Sunday, March 26, 2006

Walkabout

(in Henderson as part of field work)

10 a.m., already elderly men congregate in enclaves in coffee shops, in sport shoes, tables full of empty beer bottles and mugs with remnant froth. At a particular care centre, old ladies (mostly) sit at round tables, wedding-dinner style. Except the table is still empty, no one's talking, because they can't make themselves heard over the karaoke singing which can be heard two blocks away, or maybe there's really no point in socialising when they don't even know how they're going to settle expenses for the next few days.

Parents walking with their children; parents whose unspoken expectations lie in the excess pinafore cloth hanging over their daughters' knees.

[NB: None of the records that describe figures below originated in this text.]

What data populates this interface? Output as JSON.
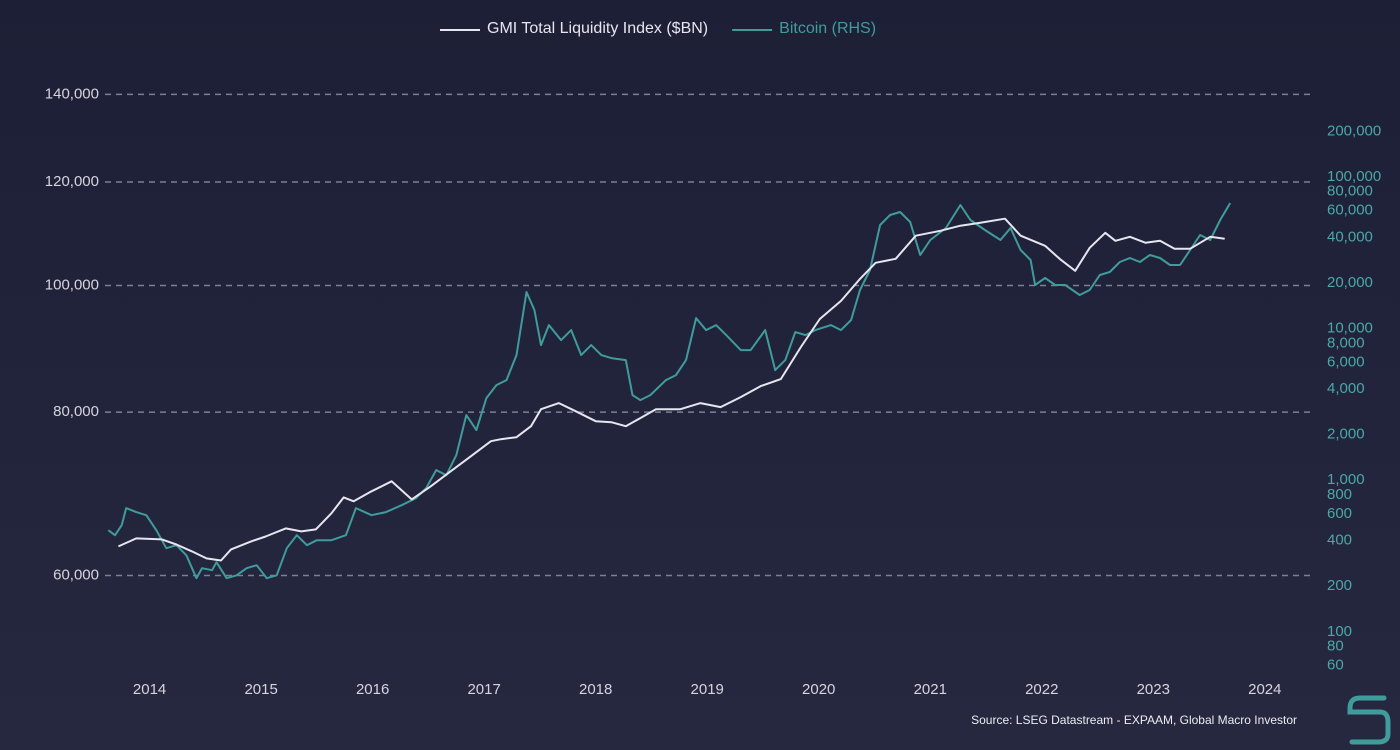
{
  "chart_data": {
    "type": "line",
    "source": "Source: LSEG Datastream - EXPAAM, Global Macro Investor",
    "xlim": [
      2013.6,
      2024.45
    ],
    "xticks": [
      2014,
      2015,
      2016,
      2017,
      2018,
      2019,
      2020,
      2021,
      2022,
      2023,
      2024
    ],
    "ylim": [
      50800,
      143600
    ],
    "yscale": "log",
    "yticks": [
      {
        "value": 60000,
        "label": "60,000"
      },
      {
        "value": 80000,
        "label": "80,000"
      },
      {
        "value": 100000,
        "label": "100,000"
      },
      {
        "value": 120000,
        "label": "120,000"
      },
      {
        "value": 140000,
        "label": "140,000"
      }
    ],
    "y2lim": [
      56,
      437000
    ],
    "y2scale": "log",
    "y2ticks": [
      60,
      80,
      100,
      200,
      400,
      600,
      800,
      {
        "value": 1000,
        "label": "1,000"
      },
      {
        "value": 2000,
        "label": "2,000"
      },
      {
        "value": 4000,
        "label": "4,000"
      },
      {
        "value": 6000,
        "label": "6,000"
      },
      {
        "value": 8000,
        "label": "8,000"
      },
      {
        "value": 10000,
        "label": "10,000"
      },
      {
        "value": 20000,
        "label": "20,000"
      },
      {
        "value": 40000,
        "label": "40,000"
      },
      {
        "value": 60000,
        "label": "60,000"
      },
      {
        "value": 80000,
        "label": "80,000"
      },
      {
        "value": 100000,
        "label": "100,000"
      },
      {
        "value": 200000,
        "label": "200,000"
      }
    ],
    "grid": true,
    "legend": "top",
    "series": [
      {
        "name": "GMI Total Liquidity Index ($BN)",
        "color": "#e6e6f0",
        "axis": "y",
        "x": [
          2013.72,
          2013.88,
          2014.11,
          2014.24,
          2014.38,
          2014.51,
          2014.64,
          2014.73,
          2014.91,
          2015.04,
          2015.22,
          2015.36,
          2015.49,
          2015.63,
          2015.74,
          2015.83,
          2015.99,
          2016.17,
          2016.35,
          2016.52,
          2016.7,
          2016.88,
          2017.06,
          2017.15,
          2017.29,
          2017.42,
          2017.51,
          2017.67,
          2017.82,
          2018.0,
          2018.14,
          2018.27,
          2018.4,
          2018.54,
          2018.76,
          2018.94,
          2019.12,
          2019.3,
          2019.48,
          2019.66,
          2019.84,
          2020.01,
          2020.2,
          2020.37,
          2020.51,
          2020.69,
          2020.87,
          2021.09,
          2021.27,
          2021.45,
          2021.67,
          2021.81,
          2022.03,
          2022.16,
          2022.3,
          2022.43,
          2022.57,
          2022.66,
          2022.79,
          2022.93,
          2023.06,
          2023.19,
          2023.33,
          2023.51,
          2023.64
        ],
        "values": [
          63150,
          64050,
          63940,
          63370,
          62600,
          61830,
          61610,
          62820,
          63710,
          64270,
          65190,
          64850,
          65070,
          66940,
          68850,
          68370,
          69590,
          70830,
          68610,
          70200,
          72090,
          74020,
          76010,
          76280,
          76550,
          78050,
          80420,
          81280,
          80140,
          78740,
          78600,
          78050,
          79160,
          80420,
          80420,
          81280,
          80710,
          82150,
          83760,
          84800,
          89720,
          94270,
          97310,
          101170,
          104070,
          104800,
          109150,
          110110,
          111100,
          111680,
          112470,
          109150,
          107240,
          104800,
          102610,
          106850,
          109720,
          108190,
          108950,
          107810,
          108190,
          106660,
          106660,
          108950,
          108570
        ]
      },
      {
        "name": "Bitcoin (RHS)",
        "color": "#3f9c9b",
        "axis": "y2",
        "x": [
          2013.63,
          2013.69,
          2013.75,
          2013.79,
          2013.88,
          2013.97,
          2014.06,
          2014.15,
          2014.24,
          2014.33,
          2014.42,
          2014.47,
          2014.56,
          2014.6,
          2014.69,
          2014.78,
          2014.87,
          2014.96,
          2015.05,
          2015.14,
          2015.23,
          2015.32,
          2015.41,
          2015.5,
          2015.63,
          2015.76,
          2015.85,
          2015.99,
          2016.12,
          2016.26,
          2016.39,
          2016.48,
          2016.57,
          2016.66,
          2016.75,
          2016.84,
          2016.93,
          2017.02,
          2017.11,
          2017.2,
          2017.29,
          2017.38,
          2017.45,
          2017.51,
          2017.58,
          2017.69,
          2017.78,
          2017.87,
          2017.96,
          2018.05,
          2018.14,
          2018.27,
          2018.33,
          2018.4,
          2018.49,
          2018.63,
          2018.72,
          2018.81,
          2018.9,
          2018.99,
          2019.08,
          2019.17,
          2019.3,
          2019.39,
          2019.52,
          2019.61,
          2019.7,
          2019.79,
          2019.88,
          2019.97,
          2020.11,
          2020.2,
          2020.29,
          2020.37,
          2020.46,
          2020.55,
          2020.64,
          2020.73,
          2020.82,
          2020.91,
          2021.0,
          2021.14,
          2021.27,
          2021.36,
          2021.49,
          2021.63,
          2021.72,
          2021.81,
          2021.9,
          2021.94,
          2022.03,
          2022.12,
          2022.21,
          2022.34,
          2022.43,
          2022.52,
          2022.61,
          2022.7,
          2022.79,
          2022.88,
          2022.97,
          2023.06,
          2023.15,
          2023.24,
          2023.33,
          2023.42,
          2023.51,
          2023.6,
          2023.69
        ],
        "values": [
          468,
          434,
          505,
          655,
          616,
          588,
          468,
          356,
          373,
          320,
          226,
          263,
          255,
          288,
          226,
          236,
          263,
          275,
          226,
          236,
          356,
          434,
          373,
          402,
          402,
          434,
          655,
          588,
          616,
          685,
          762,
          887,
          1166,
          1080,
          1464,
          2690,
          2141,
          3483,
          4244,
          4579,
          6694,
          17445,
          13270,
          7794,
          10560,
          8410,
          9790,
          6694,
          7794,
          6694,
          6397,
          6204,
          3646,
          3379,
          3646,
          4579,
          4939,
          6204,
          11750,
          9790,
          10560,
          9075,
          7225,
          7225,
          9790,
          5329,
          6204,
          9498,
          9075,
          9790,
          10560,
          9790,
          11400,
          17980,
          24370,
          48290,
          56220,
          58840,
          50520,
          30600,
          38440,
          46130,
          65460,
          52110,
          44750,
          38440,
          46130,
          33020,
          28360,
          19400,
          21580,
          19400,
          19400,
          16670,
          17980,
          22590,
          23640,
          27520,
          29240,
          27520,
          30600,
          29240,
          26290,
          26290,
          33020,
          41480,
          38440,
          52110,
          67450
        ]
      }
    ]
  }
}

The dark corridors, the air that suffocates like poverty; neighbours quarrel over water spilt in the corridor to retain some semblance of control over what they have left in their life. Anger as their protest at what life has unceremoniously dumped on them; it's nothing personal.

You hear noise, a baby wailing, the noise of frustration, of pigeons fighting over food, you think you can even hear the noise in the head of the old man who sits stoned, on the bench.

And then there's the community centre, on a hill, quiet, driveway immaculately paved, the huge meeting room with large comfortable chairs, metal railings for the old people, but wiped clean of fingerprints. Maybe no one has had the strength to venture up the hill yet, no one has dared to trespass the visible but denied boundary between the have and the have-nots.